Après une succession de groupes, dans l'après-midi (Dropkick Murphys, The Libertines, etc.) et quelques défilés de 'posers' lookés 77, le concert débute vers 21h00 avec Silver Machine, la reprise d'Hawkwind, un clin d'oeil à Lemmy Kilmister qui a repris God Save The Queen des Pistols quelques années avant avec Motörhead. Totalement inattendu mais vraiment synchro, un long courrier survole le stade pendant l'intro de Holidays In The Sun enchainée à Silver Machine. Un type se fait sortir par le service d'ordre pour avoir jeté quelque chose sur le groupe. "first asshole of the night promptly removed' s'exclame Rotten. I Wanna Be Me, No Feelings, puis, avant la reprise de Substitue, il rend hommage à John Entwistle, bassiste des Who décédé un mois plus tôt. 'He's alright, he's in a fuckin' better place than us'. Pretty Vacant met les frissons, les faces B aussi, Did You No Wrong, Satellite, j'hallucine, ils sont là à quelques dizaines de mètres de moi, ces foutus Sex Pistols que je rêvais de voir en concert depuis si longtemps. Le controversé Belsen Was A Gas (dont les paroles ont été modifiées) est enchaîné à Bodies qui reste un de mes titres préférés. 'Mommy, I'm not an animal !'. Suivent d'autres titres de l'album Never Mind the Bollocks, des reprises que le groupe avait coutume de jouer en 76 mais aussi Thru My Eyes des Creation, jamais sorti de la salle de répétition à l'époque. Rotten présente No Lip comme 'une autre face B' sans doute perturbé par l'ambiance de la soirée (des flics et quelques punks sont tendus au point de s'affronter). Il s'en prend ensuite à Tony Blair et au 'champagne socialism' puis demande au public s'il préfère New York ou Did You No Wrong. Les premiers rangs répondent New York et le groupe joue... Did You No Wrong. Ils sont joueurs, ces Pistols ! Mais New York fait quand même partie du set comme la version punk du My Way de feu Sid Vicious jouée vers la fin du concert. En attendant c'est No Fun qui maintient le public à température élevée. La reprise des Stooges fait partie des set-lists du groupe depuis 1975. Dans les 80's, jaloux et frustré, Nick Kent prétendra avoir initié les Swankers (pré-Pistols) à la musique d'Iggy et ses Stooges. En toute humilité, comme à son habitude.... Rotten termine le titre en balançant 'je suis impatient de lire la mauvaise chronique dans le NME' (journal pour qui bossait Kent dans les 70's).

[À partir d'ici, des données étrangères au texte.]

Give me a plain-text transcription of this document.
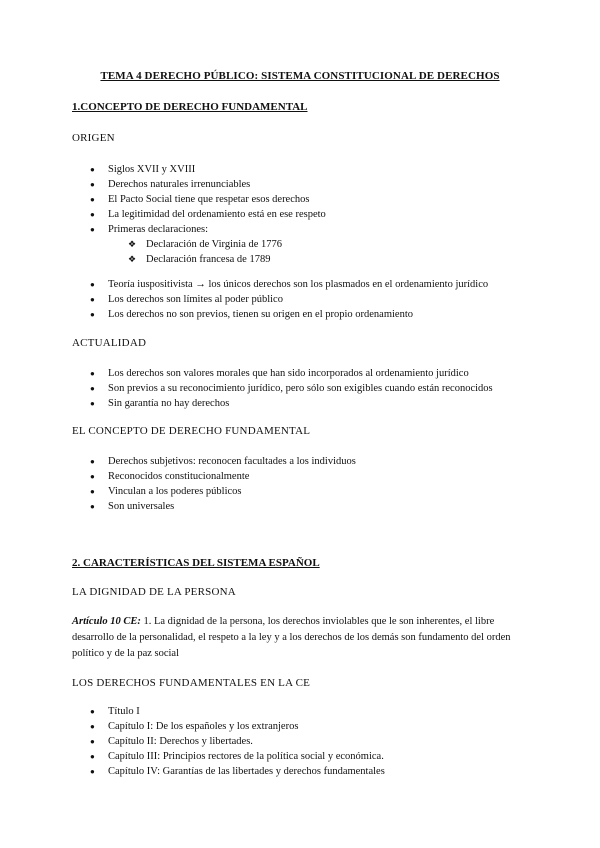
TEMA 4 DERECHO PÚBLICO: SISTEMA CONSTITUCIONAL DE DERECHOS
1.CONCEPTO DE DERECHO FUNDAMENTAL
ORIGEN
● Siglos XVII y XVIII
● Derechos naturales irrenunciables
● El Pacto Social tiene que respetar esos derechos
● La legitimidad del ordenamiento está en ese respeto
● Primeras declaraciones:
❖ Declaración de Virginia de 1776
❖ Declaración francesa de 1789
● Teoría iuspositivista → los únicos derechos son los plasmados en el ordenamiento jurídico
● Los derechos son límites al poder público
● Los derechos no son previos, tienen su origen en el propio ordenamiento
ACTUALIDAD
● Los derechos son valores morales que han sido incorporados al ordenamiento jurídico
● Son previos a su reconocimiento jurídico, pero sólo son exigibles cuando están reconocidos
● Sin garantía no hay derechos
EL CONCEPTO DE DERECHO FUNDAMENTAL
● Derechos subjetivos: reconocen facultades a los individuos
● Reconocidos constitucionalmente
● Vinculan a los poderes públicos
● Son universales
2. CARACTERÍSTICAS DEL SISTEMA ESPAÑOL
LA DIGNIDAD DE LA PERSONA
Artículo 10 CE: 1. La dignidad de la persona, los derechos inviolables que le son inherentes, el libre desarrollo de la personalidad, el respeto a la ley y a los derechos de los demás son fundamento del orden político y de la paz social
LOS DERECHOS FUNDAMENTALES EN LA CE
● Título I
● Capítulo I: De los españoles y los extranjeros
● Capítulo II: Derechos y libertades.
● Capítulo III: Principios rectores de la política social y económica.
● Capítulo IV: Garantías de las libertades y derechos fundamentales
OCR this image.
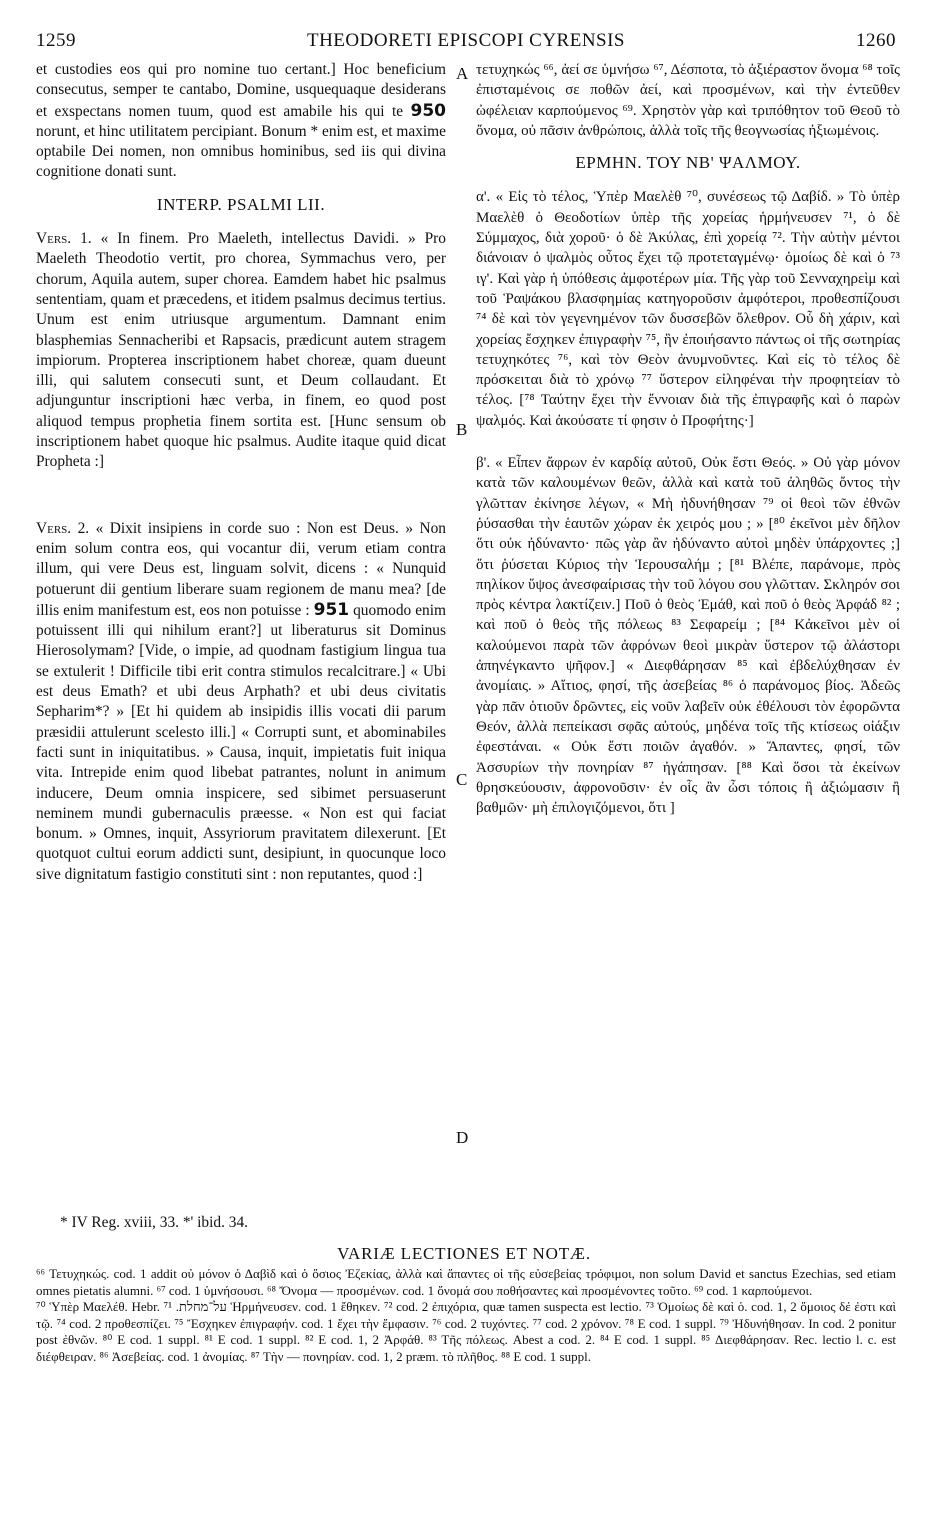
1259	THEODORETI EPISCOPI CYRENSIS	1260

et custodies eos qui pro nomine tuo certant.] Hoc beneficium consecutus, semper te cantabo, Domine, usquequaque desiderans et exspectans nomen tuum, quod est amabile his qui te 950 norunt, et hinc utilitatem percipiant. Bonum * enim est, et maxime optabile Dei nomen, non omnibus hominibus, sed iis qui divina cognitione donati sunt.

INTERP. PSALMI LII.

Vers. 1. « In finem. Pro Maeleth, intellectus Davidi. » Pro Maeleth Theodotio vertit, pro chorea, Symmachus vero, per chorum, Aquila autem, super chorea. Eamdem habet hic psalmus sententiam, quam et præcedens, et itidem psalmus decimus tertius. Unum est enim utriusque argumentum. Damnant enim blasphemias Sennacheribi et Rapsacis, prædicunt autem stragem impiorum. Propterea inscriptionem habet choreæ, quam dueunt illi, qui salutem consecuti sunt, et Deum collaudant. Et adjunguntur inscriptioni hæc verba, in finem, eo quod post aliquod tempus prophetia finem sortita est. [Hunc sensum ob inscriptionem habet quoque hic psalmus. Audite itaque quid dicat Propheta :]

Vers. 2. « Dixit insipiens in corde suo : Non est Deus. » Non enim solum contra eos, qui vocantur dii, verum etiam contra illum, qui vere Deus est, linguam solvit, dicens : « Nunquid potuerunt dii gentium liberare suam regionem de manu mea? [de illis enim manifestum est, eos non potuisse : 951 quomodo enim potuissent illi qui nihilum erant?] ut liberaturus sit Dominus Hierosolymam? [Vide, o impie, ad quodnam fastigium lingua tua se extulerit ! Difficile tibi erit contra stimulos recalcitrare.] « Ubi est deus Emath? et ubi deus Arphath? et ubi deus civitatis Sepharim*? » [Et hi quidem ab insipidis illis vocati dii parum præsidii attulerunt scelesto illi.] « Corrupti sunt, et abominabiles facti sunt in iniquitatibus. » Causa, inquit, impietatis fuit iniqua vita. Intrepide enim quod libebat patrantes, nolunt in animum inducere, Deum omnia inspicere, sed sibimet persuaserunt neminem mundi gubernaculis præesse. « Non est qui faciat bonum. » Omnes, inquit, Assyriorum pravitatem dilexerunt. [Et quotquot cultui eorum addicti sunt, desipiunt, in quocunque loco sive dignitatum fastigio constituti sint : non reputantes, quod :]

A
B
C
D

τετυχηκώς ⁶⁶, ἀεί σε ὑμνήσω ⁶⁷, Δέσποτα, τὸ ἀξιέραστον ὄνομα ⁶⁸ τοῖς ἐπισταμένοις σε ποθῶν ἀεί, καὶ προσμένων, καὶ τὴν ἐντεῦθεν ὠφέλειαν καρπούμενος ⁶⁹. Χρηστὸν γὰρ καὶ τριπόθητον τοῦ Θεοῦ τὸ ὄνομα, οὐ πᾶσιν ἀνθρώποις, ἀλλὰ τοῖς τῆς θεογνωσίας ἠξιωμένοις.

ΕΡΜΗΝ. ΤΟΥ ΝΒ' ΨΑΛΜΟΥ.

α'. « Εἰς τὸ τέλος, Ὑπὲρ Μαελὲθ ⁷⁰, συνέσεως τῷ Δαβίδ. » Τὸ ὑπὲρ Μαελὲθ ὁ Θεοδοτίων ὑπὲρ τῆς χορείας ἡρμήνευσεν ⁷¹, ὁ δὲ Σύμμαχος, διὰ χοροῦ· ὁ δὲ Ἀκύλας, ἐπὶ χορείᾳ ⁷². Τὴν αὐτὴν μέντοι διάνοιαν ὁ ψαλμὸς οὗτος ἔχει τῷ προτεταγμένῳ· ὁμοίως δὲ καὶ ὁ ⁷³ ιγ'. Καὶ γὰρ ἡ ὑπόθεσις ἀμφοτέρων μία. Τῆς γὰρ τοῦ Σενναχηρεὶμ καὶ τοῦ Ῥαψάκου βλασφημίας κατηγοροῦσιν ἀμφότεροι, προθεσπίζουσι ⁷⁴ δὲ καὶ τὸν γεγενημένον τῶν δυσσεβῶν ὄλεθρον. Οὗ δὴ χάριν, καὶ χορείας ἔσχηκεν ἐπιγραφὴν ⁷⁵, ἣν ἐποιήσαντο πάντως οἱ τῆς σωτηρίας τετυχηκότες ⁷⁶, καὶ τὸν Θεὸν ἀνυμνοῦντες. Καὶ εἰς τὸ τέλος δὲ πρόσκειται διὰ τὸ χρόνῳ ⁷⁷ ὕστερον εἰληφέναι τὴν προφητείαν τὸ τέλος. [⁷⁸ Ταύτην ἔχει τὴν ἔννοιαν διὰ τῆς ἐπιγραφῆς καὶ ὁ παρὼν ψαλμός. Καὶ ἀκούσατε τί φησιν ὁ Προφήτης·]

β'. « Εἶπεν ἄφρων ἐν καρδίᾳ αὐτοῦ, Οὐκ ἔστι Θεός. » Οὐ γὰρ μόνον κατὰ τῶν καλουμένων θεῶν, ἀλλὰ καὶ κατὰ τοῦ ἀληθῶς ὄντος τὴν γλῶτταν ἐκίνησε λέγων, « Μὴ ἠδυνήθησαν ⁷⁹ οἱ θεοὶ τῶν ἐθνῶν ῥύσασθαι τὴν ἑαυτῶν χώραν ἐκ χειρός μου ; » [⁸⁰ ἐκεῖνοι μὲν δῆλον ὅτι οὐκ ἠδύναντο· πῶς γὰρ ἂν ἠδύναντο αὐτοὶ μηδὲν ὑπάρχοντες ;] ὅτι ῥύσεται Κύριος τὴν Ἱερουσαλήμ ; [⁸¹ Βλέπε, παράνομε, πρὸς πηλίκον ὕψος ἀνεσφαίρισας τὴν τοῦ λόγου σου γλῶτταν. Σκληρόν σοι πρὸς κέντρα λακτίζειν.] Ποῦ ὁ θεὸς Ἐμάθ, καὶ ποῦ ὁ θεὸς Ἀρφάδ ⁸² ; καὶ ποῦ ὁ θεὸς τῆς πόλεως ⁸³ Σεφαρείμ ; [⁸⁴ Κἀκεῖνοι μὲν οἱ καλούμενοι παρὰ τῶν ἀφρόνων θεοὶ μικρὰν ὕστερον τῷ ἀλάστορι ἀπηνέγκαντο ψῆφον.] « Διεφθάρησαν ⁸⁵ καὶ ἐβδελύχθησαν ἐν ἀνομίαις. » Αἴτιος, φησί, τῆς ἀσεβείας ⁸⁶ ὁ παράνομος βίος. Ἀδεῶς γὰρ πᾶν ὁτιοῦν δρῶντες, εἰς νοῦν λαβεῖν οὐκ ἐθέλουσι τὸν ἐφορῶντα Θεόν, ἀλλὰ πεπείκασι σφᾶς αὐτούς, μηδένα τοῖς τῆς κτίσεως οἰάξιν ἐφεστάναι. « Οὐκ ἔστι ποιῶν ἀγαθόν. » Ἅπαντες, φησί, τῶν Ἀσσυρίων τὴν πονηρίαν ⁸⁷ ἠγάπησαν. [⁸⁸ Καὶ ὅσοι τὰ ἐκείνων θρησκεύουσιν, ἀφρονοῦσιν· ἐν οἷς ἂν ὦσι τόποις ἢ ἀξιώμασιν ἢ βαθμῶν· μὴ ἐπιλογιζόμενοι, ὅτι ]

* IV Reg. xviii, 33. *' ibid. 34.
VARIÆ LECTIONES ET NOTÆ.

⁶⁶ Τετυχηκώς. cod. 1 addit οὐ μόνον ὁ Δαβὶδ καὶ ὁ ὅσιος Ἐζεκίας, ἀλλὰ καὶ ἅπαντες οἱ τῆς εὐσεβείας τρόφιμοι, non solum David et sanctus Ezechias, sed etiam omnes pietatis alumni. ⁶⁷ cod. 1 ὑμνήσουσι. ⁶⁸ Ὄνομα — προσμένων. cod. 1 ὄνομά σου ποθήσαντες καὶ προσμένοντες τοῦτο. ⁶⁹ cod. 1 καρπούμενοι.

⁷⁰ Ὑπὲρ Μαελέθ. Hebr. על־מחלת. ⁷¹ Ἡρμήνευσεν. cod. 1 ἔθηκεν. ⁷² cod. 2 ἐπιχόρια, quæ tamen suspecta est lectio. ⁷³ Ὁμοίως δὲ καὶ ὁ. cod. 1, 2 ὅμοιος δέ ἐστι καὶ τῷ. ⁷⁴ cod. 2 προθεσπίζει. ⁷⁵ Ἔσχηκεν ἐπιγραφήν. cod. 1 ἔχει τὴν ἔμφασιν. ⁷⁶ cod. 2 τυχόντες. ⁷⁷ cod. 2 χρόνον. ⁷⁸ E cod. 1 suppl. ⁷⁹ Ἠδυνήθησαν. In cod. 2 ponitur post ἐθνῶν. ⁸⁰ E cod. 1 suppl. ⁸¹ E cod. 1 suppl. ⁸² E cod. 1, 2 Ἀρφάθ. ⁸³ Τῆς πόλεως. Abest a cod. 2. ⁸⁴ E cod. 1 suppl. ⁸⁵ Διεφθάρησαν. Rec. lectio l. c. est διέφθειραν. ⁸⁶ Ἀσεβείας. cod. 1 ἀνομίας. ⁸⁷ Τὴν — πονηρίαν. cod. 1, 2 præm. τὸ πλῆθος. ⁸⁸ E cod. 1 suppl.
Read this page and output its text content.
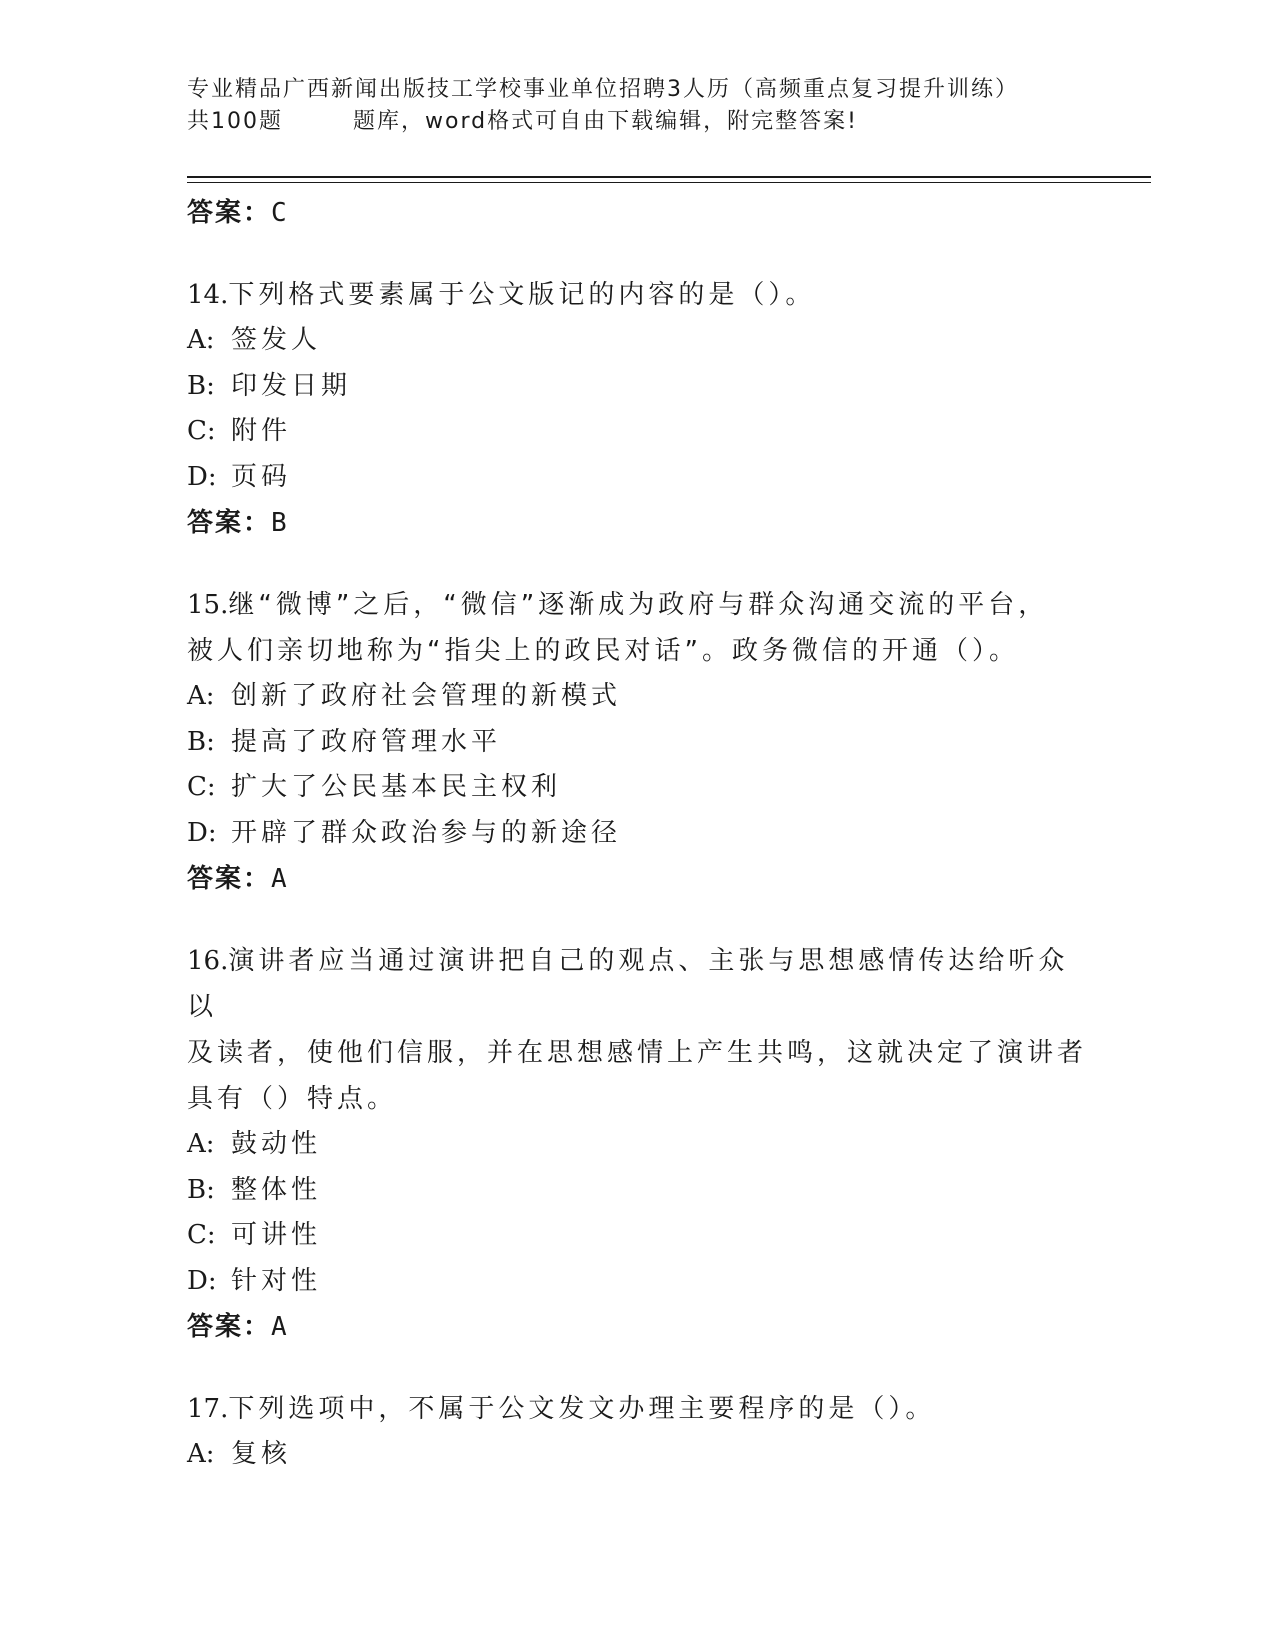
专业精品广西新闻出版技工学校事业单位招聘3人历（高频重点复习提升训练）
共100题	题库，word格式可自由下载编辑，附完整答案!
答案：C
14.下列格式要素属于公文版记的内容的是（）。
A: 签发人
B: 印发日期
C: 附件
D: 页码
答案：B
15.继“微博”之后，“微信”逐渐成为政府与群众沟通交流的平台，
被人们亲切地称为“指尖上的政民对话”。政务微信的开通（）。
A: 创新了政府社会管理的新模式
B: 提高了政府管理水平
C: 扩大了公民基本民主权利
D: 开辟了群众政治参与的新途径
答案：A
16.演讲者应当通过演讲把自己的观点、主张与思想感情传达给听众以
及读者，使他们信服，并在思想感情上产生共鸣，这就决定了演讲者
具有（）特点。
A: 鼓动性
B: 整体性
C: 可讲性
D: 针对性
答案：A
17.下列选项中，不属于公文发文办理主要程序的是（）。
A: 复核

Je n'ai jamais vu les Sex Pistols au 100 Club en 76, mais ce soir, je suis convaincu que c'était quasiment pareil. Un public au bord de la crise de nerf et un groupe déterminé à mettre tout le monde K.O, bref, une journée parfaite. Il ne me restait plus qu'à regagner l'hôtel, accompagné de quelques français 'experts' qui analysaient déjà la soirée, convaincus que le groupe ne savait toujours pas jouer. Légende urbaine tenace. Pour ma part, j'avais pris un réel plaisir à voir enfin les Sex Pistols sur scène et les nombreux enregistrements 'audience' apparus peu après m'assuraient que le gang de Rotten n'était pas si mauvais qu'on le laisse entendre, même s'il ne s'agissait pas là de leur meilleur concert. Et puis, a-t-on déjà demandé à un groupe Punk de jouer comme Led Zeppelin?... non, and we don,'t care.